- Directed by: Nic Pizzolatto
- Written by: Nic Pizzolatto
- Produced by: Christopher Lemole; Tim Zajaros; Margot Hand; Nic Pizzolatto;
- Starring: Vince Vaughn; Al Pacino; Kate Mara; Simon Rex; Shania Twain; Cobie Smulders; Mary Steenburgen; Timothy Simons; Fred Melamed; Sophia Ali;
- Cinematography: Nigel Bluck
- Edited by: Leo Trombetta; Peter Teschner;
- Music by: Keefus Ciancia
- Production companies: Picture Films; Armory Films;
- Release date: September 11, 2025 (TIFF);
- Running time: 103 minutes
- Country: United States
- Language: English

= Easy's Waltz =

American film

Easy's Waltz is a 2025 American drama film written and directed by Nic Pizzolatto in his feature film directorial debut. The film stars Vince Vaughn and Al Pacino.

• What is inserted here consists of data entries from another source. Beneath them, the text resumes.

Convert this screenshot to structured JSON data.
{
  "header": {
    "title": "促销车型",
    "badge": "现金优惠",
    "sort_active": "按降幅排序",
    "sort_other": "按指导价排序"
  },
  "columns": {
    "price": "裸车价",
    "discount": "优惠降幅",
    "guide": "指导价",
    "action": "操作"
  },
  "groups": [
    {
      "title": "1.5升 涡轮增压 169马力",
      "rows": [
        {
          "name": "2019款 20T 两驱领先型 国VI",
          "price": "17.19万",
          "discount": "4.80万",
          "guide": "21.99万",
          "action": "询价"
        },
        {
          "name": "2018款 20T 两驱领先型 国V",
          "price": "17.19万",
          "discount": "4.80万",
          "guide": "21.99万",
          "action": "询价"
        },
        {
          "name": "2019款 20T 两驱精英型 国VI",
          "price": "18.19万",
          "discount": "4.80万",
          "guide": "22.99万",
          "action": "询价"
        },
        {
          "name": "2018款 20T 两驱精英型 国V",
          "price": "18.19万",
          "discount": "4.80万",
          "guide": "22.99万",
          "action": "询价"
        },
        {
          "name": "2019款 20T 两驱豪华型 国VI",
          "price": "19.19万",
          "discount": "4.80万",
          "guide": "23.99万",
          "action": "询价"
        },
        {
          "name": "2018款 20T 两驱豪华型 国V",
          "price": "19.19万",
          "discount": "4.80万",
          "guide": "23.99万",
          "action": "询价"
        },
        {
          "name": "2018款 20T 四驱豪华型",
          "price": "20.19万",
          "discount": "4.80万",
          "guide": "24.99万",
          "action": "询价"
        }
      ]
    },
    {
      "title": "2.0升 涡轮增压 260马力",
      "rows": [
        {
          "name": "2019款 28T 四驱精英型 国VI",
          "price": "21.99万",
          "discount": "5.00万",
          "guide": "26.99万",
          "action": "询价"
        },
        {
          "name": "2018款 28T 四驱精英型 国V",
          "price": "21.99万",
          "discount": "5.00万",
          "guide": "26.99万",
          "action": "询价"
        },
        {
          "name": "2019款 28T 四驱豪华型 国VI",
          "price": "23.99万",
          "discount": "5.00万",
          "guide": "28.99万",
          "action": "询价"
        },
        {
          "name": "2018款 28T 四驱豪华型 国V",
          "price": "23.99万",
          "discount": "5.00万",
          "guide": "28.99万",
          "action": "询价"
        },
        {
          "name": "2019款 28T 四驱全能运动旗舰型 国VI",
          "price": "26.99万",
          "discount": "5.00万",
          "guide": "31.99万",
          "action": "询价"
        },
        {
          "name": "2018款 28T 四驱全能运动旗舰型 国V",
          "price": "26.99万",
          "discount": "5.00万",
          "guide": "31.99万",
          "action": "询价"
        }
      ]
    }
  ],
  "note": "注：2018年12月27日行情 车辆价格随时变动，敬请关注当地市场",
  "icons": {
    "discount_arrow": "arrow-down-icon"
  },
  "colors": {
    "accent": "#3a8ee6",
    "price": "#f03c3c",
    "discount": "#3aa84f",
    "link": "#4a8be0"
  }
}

The film premiered at the Toronto International Film Festival as a Special Presentation, on September 11, 2025 and is currently looking for distribution.

==Premise==
A Las Vegas crooner is offered a shot at the big time.

==Cast==
- Vince Vaughn as Easy
- Al Pacino as Mickey Albano
- Kate Mara as Lucy
- Simon Rex as Sam
- Shania Twain
- Cobie Smulders
- Mary Steenburgen
- Timothy Simons
- Fred Melamed
- Sophia Ali
- Shane Gillis
- El Hefe

==Release==
The film had its world premiere at the Toronto International Film Festival on September 11, 2025.

== Reception ==
 Metacritic, which uses a weighted average, assigned the film a score of 63 out of 100, based on five critics, indicating "generally favorable" reviews.

For Deadline, critic Pete Hammond writes that the script feels "plucked straight out of the 1970s, maybe even the '50s" but that the film is "richly entertaining."